A total of 338 fractures were documented during the trial. Adjusted analysis showed that patients treated with chlorthalidone had a 21% reduced risk for fracture compared with patients treated with either lisinopril or amlodipine besylate (HR = 0.79; 95% CI, 0.63-0.98; P = .04). This benefit was driven by the comparison of chlorthalidone and lisinopril, where there was a significantly lower risk of fracture following treatment with chlorthalidone (HR = 0.75; 95% CI, 0.58-0.98; P = .04); there was no significant difference compared with those in the amlodipine besylate group (HR = 0.82; 95% CI, 0.63-1.08). In the in-trial plus posttrial cohort, patients who received chlorthalidone had a lower cumulative incidence of fractures that was nonsignificant (HR = 0.87; 95% CI, 0.74-1.03; P = .10) compared to patients who received lisinopril or amlodipine besylate. Similar results were observed in sensitivity analyses where the researchers used 1 year after randomization as the baseline.

“The present results of short-term and long-term fracture protection with thiazide antihypertensive therapy compared with other antihypertensive medications strongly recommend use of a thiazide for hypertension treatment in addition to its long track record of cardiovascular protection,” Puttnam and colleagues concluded.

In a related editorial, Cathleen S. Colón-Emeric, MD, MHS, and Richard Lee, MD, MHS, both from Duke University School of Medicine, wrote that the results of ALLHAT alleviated important concerns of unmeasured confounders of prior observational studies due to its large sample size and randomization. However, these findings most likely do not insinuate that patients treated with antihypertension medications other than thiazide-type diuretics are at an increased risk for fracture.

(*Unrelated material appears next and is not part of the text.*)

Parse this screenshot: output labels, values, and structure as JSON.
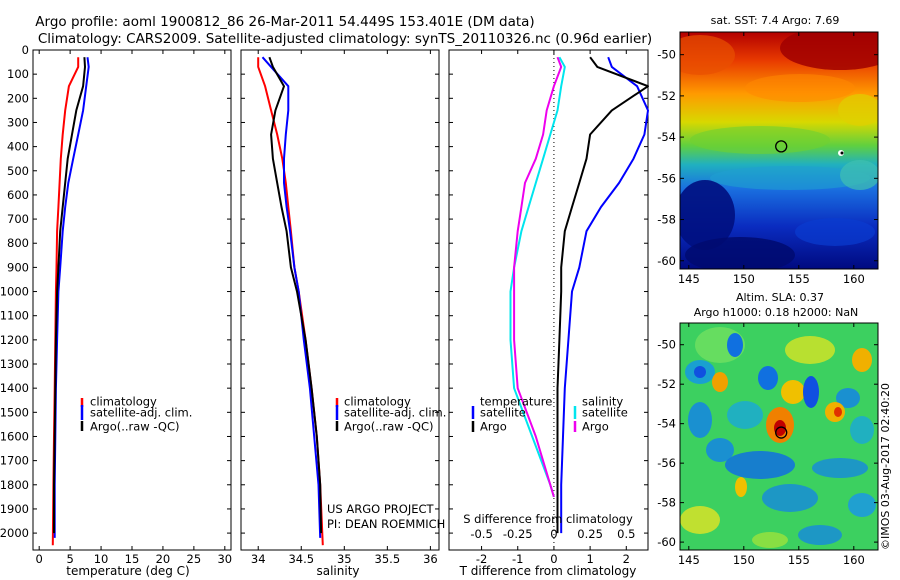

“Is the dual benefit of thiazides a happy coincidence or related to a common underlying mechanism of action in vascular tissue and bone?” Colón-Emeric and Lee wrote. “The science here is thin, and additional studies examining the overlap between cardiovascular disease and metabolic bone disease may help us develop other pleiotropic agents with a beneficial effect on both systems. Although we have avoided complexity in the case of choosing antihypertensive medications, we have yet to reach genius-level understanding that explains the complex interactions among bone, vascular disease, and the drugs that treat them.” – by Alaina Tedesco

Disclosure: Puttnam and colleagues report funding from the National Heart, Lung, and Blood Institute. Colón-Emeric and Lee do not report any relevant financial disclosures.